Pengawasan program zakat produktif juga wajib dilakukan minimal satu kali dalam setahun. Selain itu, lembaga zakat harus melaporkan pelaksanaan program setiap enam bulan dan pada akhir tahun, mencakup rencana, realisasi, kendala, dan rekomendasi.

Kemenag juga membuka peluang kolaborasi antara pemerintah daerah, lembaga zakat, dan sektor swasta untuk memperkuat program pemberdayaan ekonomi. Abu menyampaikan, PMA ini merupakan bagian dari proyek perubahan yang ia gagas dalam Pelatihan Kepemimpinan Nasional Tingkat I di Lembaga Administrasi Negara (LAN).

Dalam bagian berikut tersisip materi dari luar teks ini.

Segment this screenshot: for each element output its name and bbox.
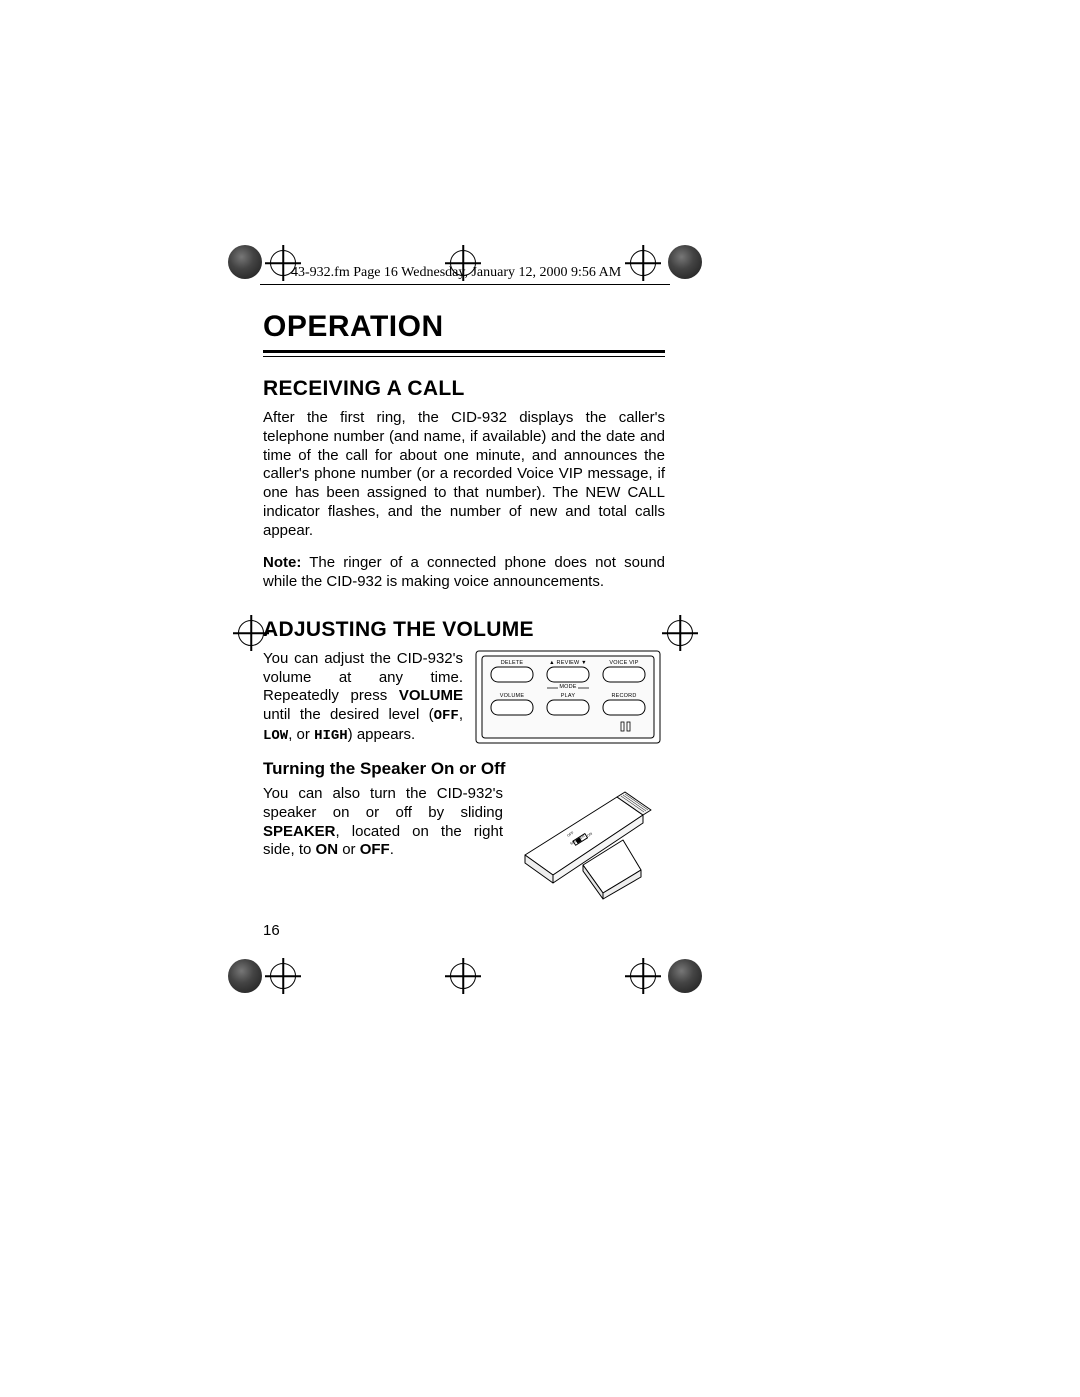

“Ini bukan hanya produk regulasi, tetapi komitmen agar zakat menjadi instrumen nyata bagi penguatan ekonomi umat dan pengentasan kemiskinan,” katanya.

Melalui PMA ini, Kemenag berharap seluruh lembaga amil zakat dapat meningkatkan tata kelola dan pelaporan secara akuntabel. Regulasi ini juga mendukung agenda prioritas Presiden Prabowo Subianto dalam percepatan penurunan angka kemiskinan.

“Kita ingin zakat produktif tidak hanya menjadi jargon, tetapi benar-benar membawa perubahan bagi mereka yang membutuhkan. Dengan perencanaan yang baik dan data akurat, zakat dapat menjadi motor penggerak ekonomi umat,” tutup Abu.